The Israeli team, led by Assistant Professor Meytal Landau of the Faculty of Biology, has discovered unique amyloid fibrils through which the pathogenic and highly drug resistant Staphylococcus aureus bacterium attacks the human cells and immune system.

Staphylococcus aureus bacteria is one of the five most common causes of hospital-acquired infections. In the US alone, approximately 500,000 patients at hospitals contract a staph infection. It is the bacteria responsible for MRSA, for which there is no vaccine.

In an article recently published in the Science journal, the researchers explained their discovery ‘ammunition’ that assists the infectious bacterium: a novel form of an amyloid fibril whose three-dimensional structure was determined at atomic resolution, revealing the first-of-its-kind structure of this toxic fibril.

“At some point we knew that we had found something unique, but only after several trips to cyclic particle accelerators (Synchrotrons) in Grenoble and Chicago were we successful in verifying its being a new type of amyloid,” said Landau. “Much more work was required before we could publish our findings, but from the very first moment, it was clear to us that what we had was a paradigm shift.”

She estimates that the new discovery will lead to the development of antibiotics with a new action mechanism. Such drugs will inhibit the amyloid formation.

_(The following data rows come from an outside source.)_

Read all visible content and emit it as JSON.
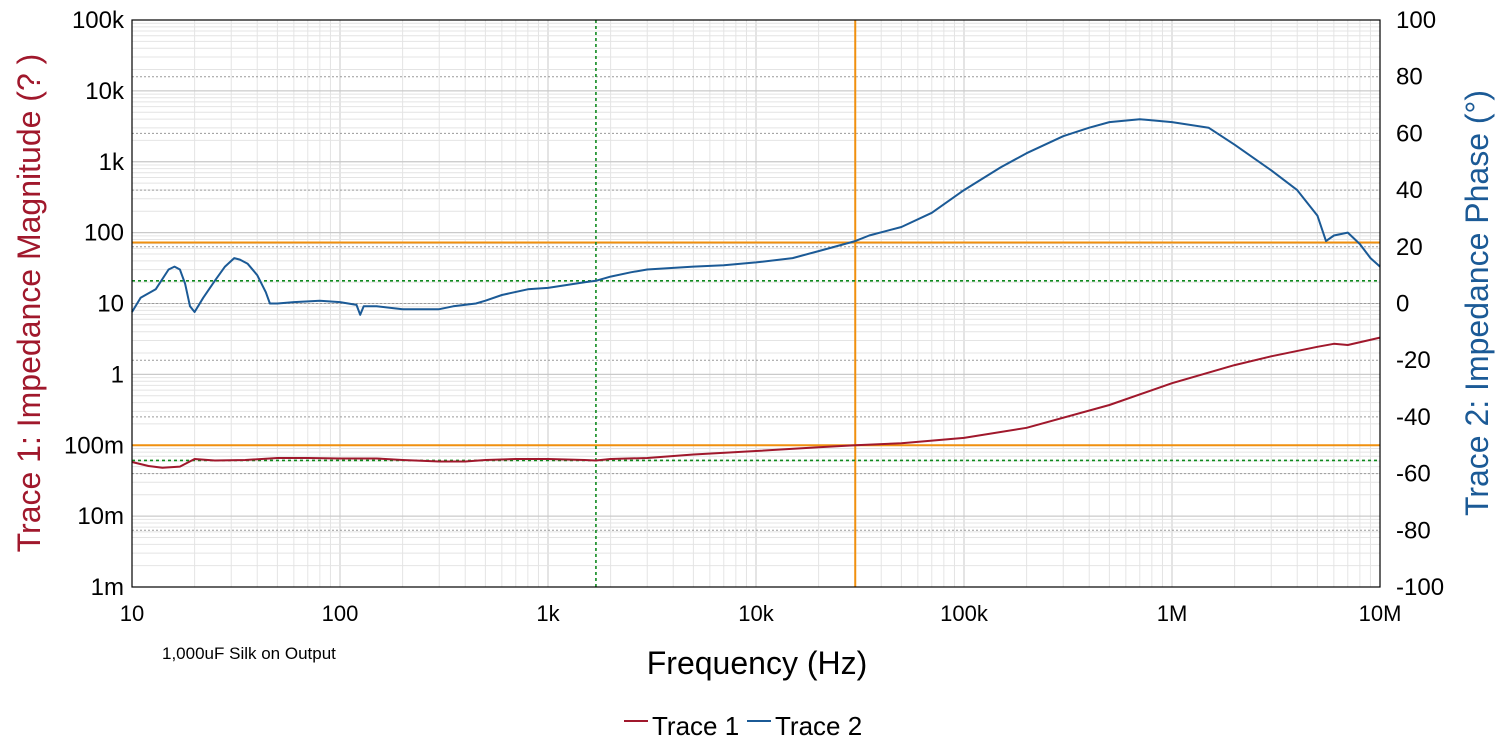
{
  "colors": {
    "trace1": "#a0182c",
    "trace2": "#1b5a96",
    "cursor_orange": "#f0900f",
    "cursor_green": "#0f8a1e",
    "grid_major": "#c8c8c8",
    "grid_minor": "#e4e4e4"
  },
  "chart_data": {
    "type": "line",
    "xlabel": "Frequency (Hz)",
    "ylabel_left": "Trace 1: Impedance Magnitude (? )",
    "ylabel_right": "Trace 2: Impedance Phase (°)",
    "annotation": "1,000uF Silk on Output",
    "x_scale": "log",
    "xlim": [
      10,
      10000000
    ],
    "x_ticks": [
      {
        "value": 10,
        "label": "10"
      },
      {
        "value": 100,
        "label": "100"
      },
      {
        "value": 1000,
        "label": "1k"
      },
      {
        "value": 10000,
        "label": "10k"
      },
      {
        "value": 100000,
        "label": "100k"
      },
      {
        "value": 1000000,
        "label": "1M"
      },
      {
        "value": 10000000,
        "label": "10M"
      }
    ],
    "y_left_scale": "log",
    "y_left_lim": [
      0.001,
      100000
    ],
    "y_left_ticks": [
      {
        "value": 100000,
        "label": "100k"
      },
      {
        "value": 10000,
        "label": "10k"
      },
      {
        "value": 1000,
        "label": "1k"
      },
      {
        "value": 100,
        "label": "100"
      },
      {
        "value": 10,
        "label": "10"
      },
      {
        "value": 1,
        "label": "1"
      },
      {
        "value": 0.1,
        "label": "100m"
      },
      {
        "value": 0.01,
        "label": "10m"
      },
      {
        "value": 0.001,
        "label": "1m"
      }
    ],
    "y_right_lim": [
      -100,
      100
    ],
    "y_right_ticks": [
      {
        "value": 100,
        "label": "100"
      },
      {
        "value": 80,
        "label": "80"
      },
      {
        "value": 60,
        "label": "60"
      },
      {
        "value": 40,
        "label": "40"
      },
      {
        "value": 20,
        "label": "20"
      },
      {
        "value": 0,
        "label": "0"
      },
      {
        "value": -20,
        "label": "-20"
      },
      {
        "value": -40,
        "label": "-40"
      },
      {
        "value": -60,
        "label": "-60"
      },
      {
        "value": -80,
        "label": "-80"
      },
      {
        "value": -100,
        "label": "-100"
      }
    ],
    "grid": true,
    "legend_position": "bottom-center",
    "series": [
      {
        "name": "Trace 1",
        "axis": "left",
        "points": [
          [
            10,
            0.058
          ],
          [
            12,
            0.051
          ],
          [
            14,
            0.048
          ],
          [
            17,
            0.05
          ],
          [
            20,
            0.064
          ],
          [
            25,
            0.061
          ],
          [
            35,
            0.062
          ],
          [
            50,
            0.066
          ],
          [
            70,
            0.066
          ],
          [
            100,
            0.065
          ],
          [
            150,
            0.065
          ],
          [
            200,
            0.062
          ],
          [
            300,
            0.059
          ],
          [
            400,
            0.059
          ],
          [
            500,
            0.062
          ],
          [
            700,
            0.064
          ],
          [
            1000,
            0.064
          ],
          [
            1500,
            0.062
          ],
          [
            1700,
            0.061
          ],
          [
            2000,
            0.064
          ],
          [
            3000,
            0.066
          ],
          [
            5000,
            0.074
          ],
          [
            10000,
            0.083
          ],
          [
            20000,
            0.094
          ],
          [
            30000,
            0.1
          ],
          [
            50000,
            0.107
          ],
          [
            100000,
            0.127
          ],
          [
            200000,
            0.176
          ],
          [
            500000,
            0.37
          ],
          [
            1000000,
            0.75
          ],
          [
            2000000,
            1.35
          ],
          [
            3000000,
            1.8
          ],
          [
            5000000,
            2.45
          ],
          [
            6000000,
            2.7
          ],
          [
            7000000,
            2.6
          ],
          [
            10000000,
            3.3
          ]
        ]
      },
      {
        "name": "Trace 2",
        "axis": "right",
        "points": [
          [
            10,
            -3
          ],
          [
            11,
            2
          ],
          [
            13,
            5
          ],
          [
            15,
            12
          ],
          [
            16,
            13
          ],
          [
            17,
            12
          ],
          [
            18,
            7
          ],
          [
            19,
            -1
          ],
          [
            20,
            -3
          ],
          [
            22,
            2
          ],
          [
            25,
            8
          ],
          [
            28,
            13
          ],
          [
            31,
            16
          ],
          [
            33,
            15.5
          ],
          [
            36,
            14
          ],
          [
            40,
            10
          ],
          [
            44,
            4
          ],
          [
            46,
            0
          ],
          [
            50,
            0
          ],
          [
            60,
            0.5
          ],
          [
            80,
            1
          ],
          [
            100,
            0.5
          ],
          [
            120,
            -0.5
          ],
          [
            125,
            -4
          ],
          [
            130,
            -1
          ],
          [
            150,
            -1
          ],
          [
            200,
            -2
          ],
          [
            300,
            -2
          ],
          [
            350,
            -1
          ],
          [
            450,
            0
          ],
          [
            500,
            1
          ],
          [
            600,
            3
          ],
          [
            800,
            5
          ],
          [
            1000,
            5.5
          ],
          [
            1500,
            7.5
          ],
          [
            1700,
            8
          ],
          [
            2000,
            9.5
          ],
          [
            2500,
            11
          ],
          [
            3000,
            12
          ],
          [
            5000,
            13
          ],
          [
            7000,
            13.5
          ],
          [
            10000,
            14.5
          ],
          [
            15000,
            16
          ],
          [
            20000,
            18.5
          ],
          [
            30000,
            22
          ],
          [
            35000,
            24
          ],
          [
            50000,
            27
          ],
          [
            70000,
            32
          ],
          [
            100000,
            40
          ],
          [
            150000,
            48
          ],
          [
            200000,
            53
          ],
          [
            300000,
            59
          ],
          [
            400000,
            62
          ],
          [
            500000,
            64
          ],
          [
            700000,
            65
          ],
          [
            1000000,
            64
          ],
          [
            1500000,
            62
          ],
          [
            2000000,
            56
          ],
          [
            3000000,
            47
          ],
          [
            4000000,
            40
          ],
          [
            5000000,
            31
          ],
          [
            5500000,
            22
          ],
          [
            6000000,
            24
          ],
          [
            7000000,
            25
          ],
          [
            8000000,
            21
          ],
          [
            9000000,
            16
          ],
          [
            10000000,
            13
          ]
        ]
      }
    ],
    "cursors": [
      {
        "name": "orange-vertical",
        "axis": "x",
        "value": 30000,
        "color": "orange"
      },
      {
        "name": "orange-horizontal-left",
        "axis": "left",
        "value": 0.1,
        "color": "orange"
      },
      {
        "name": "orange-horizontal-right",
        "axis": "right",
        "value": 21.5,
        "color": "orange"
      },
      {
        "name": "green-vertical",
        "axis": "x",
        "value": 1700,
        "color": "green"
      },
      {
        "name": "green-horizontal-left",
        "axis": "left",
        "value": 0.061,
        "color": "green"
      },
      {
        "name": "green-horizontal-right",
        "axis": "right",
        "value": 8,
        "color": "green"
      }
    ]
  },
  "legend": {
    "items": [
      {
        "label": "Trace 1"
      },
      {
        "label": "Trace 2"
      }
    ]
  }
}
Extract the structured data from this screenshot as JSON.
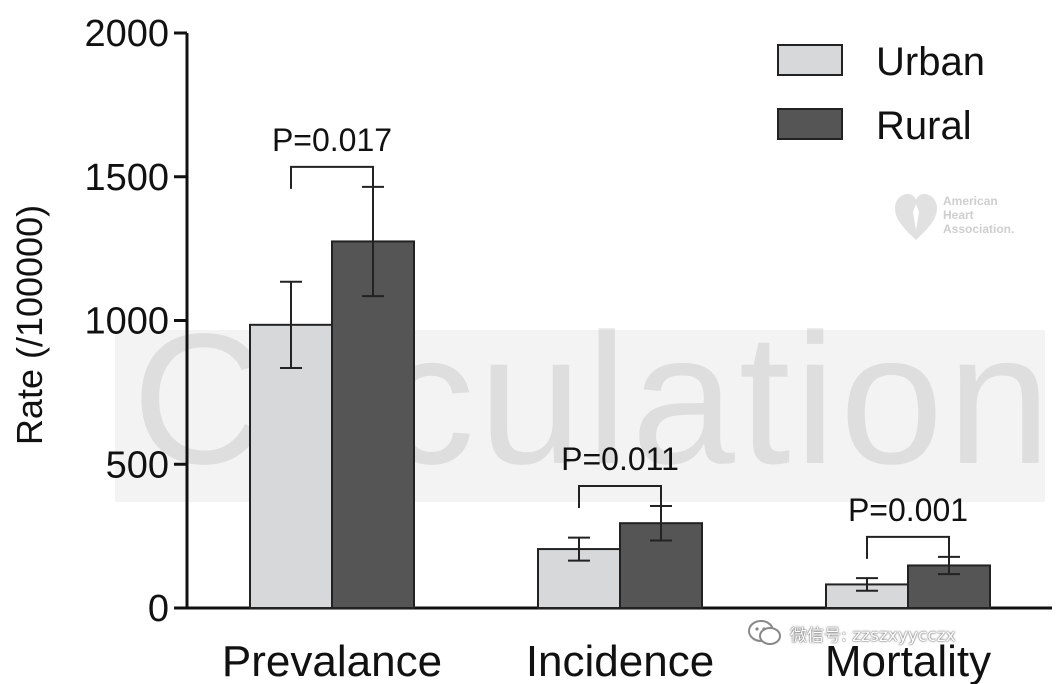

“Resistance to antibiotics develops in bacteria due to evolutionary pressure – natural selection leads to the growth of bacteria which antibiotics are unable to kill,” she said. “If we reduce the pressure on the bacterium and don’t kill it but rather prevent its pathogenic aspects, the resistance will probably not rush to develop.

“From the scientific standpoint, there is an important lesson here – thinking out of the box opens new doors. In this specific case, extending the repertoire of amyloids. Deciphering new structures of amyloids might lead to new insights regarding mechanisms of neurodegenerative diseases. It might also lead to the discovery of ‘good’ amyloids that take part in an organism’s natural protection against infections.  Such research could lead to the development of novel means of protection against the toxins found in bacteria and fungi.”

The research was conducted by members of the Landau lab, including Einav Tayeb-Fligelman, Orly Tabachnikov, Asher Moshe and Orit Goldshmidt-Tran, with the assistance of Michael Sawaya from the University of California Los Angeles (UCLA), and of Nicolas Coquelle and Jacques-Philippe Colletier from Université Grenoble, France.